In this week's 'AsianWeek', Tammy Haygood, who has been director of the San Francisco Department of Elections since August 2001, explains how the slightly ajar primary works and how her department intends to deal with it at each polling place, using colour-coded charts so voters can see how many of the 12 distinct ballot cards they should receive. She refers to the enormous costs and logistics involved in the translation and production of separate Voter Information Pamphlets and sample ballots for each political party, as well as the production of 353 distinct ballot types and more than 3.8 million ballot cards. And at the end of it she is still begging for people to volunteer to "adopt a poll" so that when people go to vote there will actually be a polling place for them to go to.

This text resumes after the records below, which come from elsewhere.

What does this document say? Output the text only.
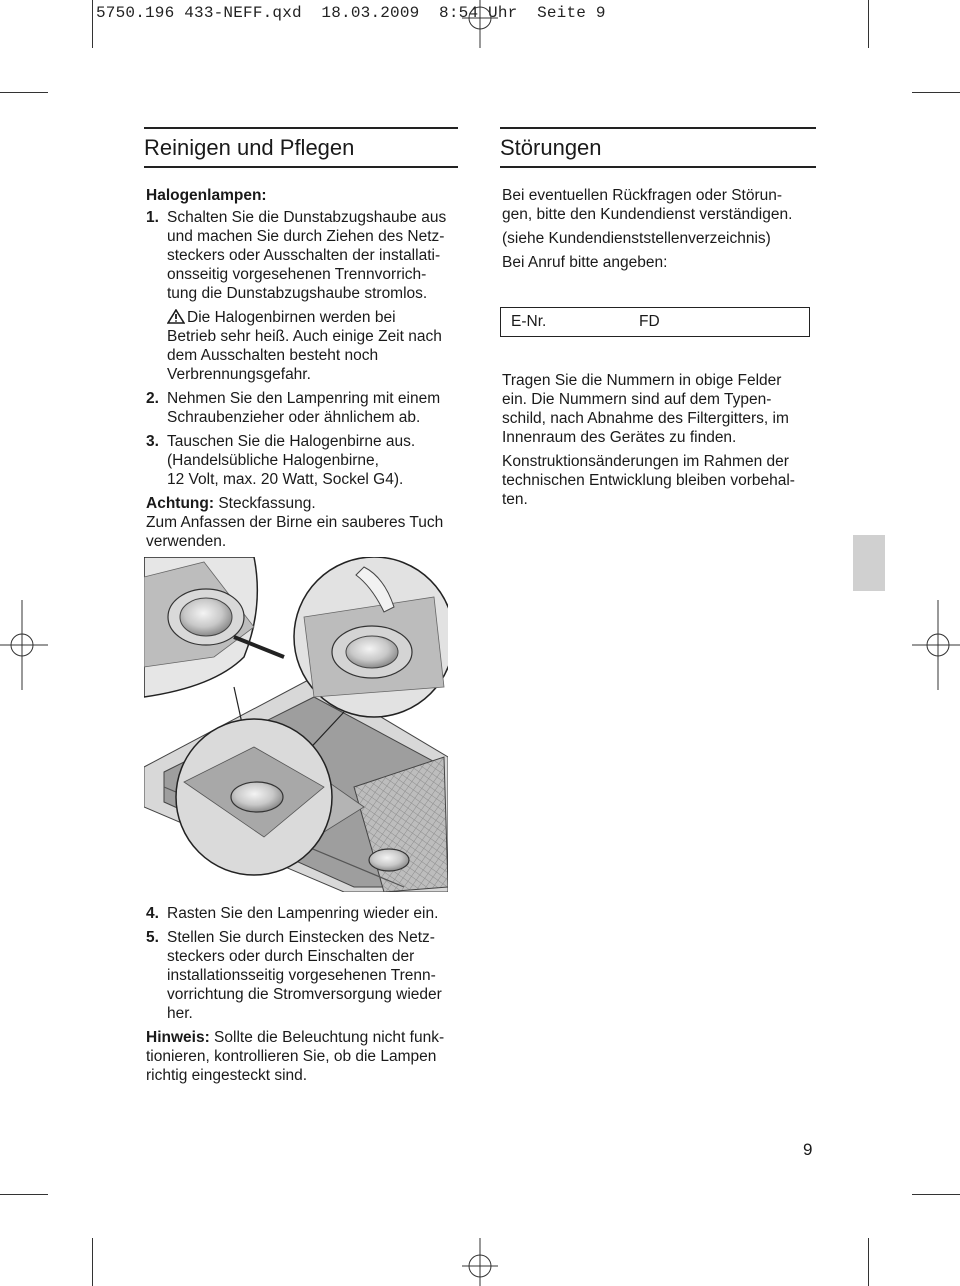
5750.196 433-NEFF.qxd  18.03.2009  8:54 Uhr  Seite 9
Reinigen und Pflegen
Halogenlampen:
1. Schalten Sie die Dunstabzugshaube aus
und machen Sie durch Ziehen des Netz-
steckers oder Ausschalten der installati-
onsseitig vorgesehenen Trennvorrich-
tung die Dunstabzugshaube stromlos.
Die Halogenbirnen werden bei
Betrieb sehr heiß. Auch einige Zeit nach
dem Ausschalten besteht noch
Verbrennungsgefahr.
2. Nehmen Sie den Lampenring mit einem
Schraubenzieher oder ähnlichem ab.
3. Tauschen Sie die Halogenbirne aus.
(Handelsübliche Halogenbirne,
12 Volt, max. 20 Watt, Sockel G4).
Achtung: Steckfassung.
Zum Anfassen der Birne ein sauberes Tuch
verwenden.
4. Rasten Sie den Lampenring wieder ein.
5. Stellen Sie durch Einstecken des Netz-
steckers oder durch Einschalten der
installationsseitig vorgesehenen Trenn-
vorrichtung die Stromversorgung wieder
her.
Hinweis: Sollte die Beleuchtung nicht funk-
tionieren, kontrollieren Sie, ob die Lampen
richtig eingesteckt sind.
Störungen
Bei eventuellen Rückfragen oder Störun-
gen, bitte den Kundendienst verständigen.
(siehe Kundendienststellenverzeichnis)
Bei Anruf bitte angeben:
E-Nr.	FD
Tragen Sie die Nummern in obige Felder
ein. Die Nummern sind auf dem Typen-
schild, nach Abnahme des Filtergitters, im
Innenraum des Gerätes zu finden.
Konstruktionsänderungen im Rahmen der
technischen Entwicklung bleiben vorbehal-
ten.
9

I don't know for sure but I bet her department's budget is considerably less than the amount of money going into the political campaigns of the individuals and propositions seeking voter approval on March 5th. That's the American political system for you - the protagonist is more important than the process. But then I'm cynical, right, and the battle of the negative ads just looks like 'Cops' for politicos to me.
Speaking of crime, I hear that members of an Asian gang have been charged with defrauding a start-up internet company which had just recently listed its initial public offering on the Nasdaq. No doubt the headline will read: Ying Tong Diddle IPO.
God rest your scritchy soul, Spike Milligan!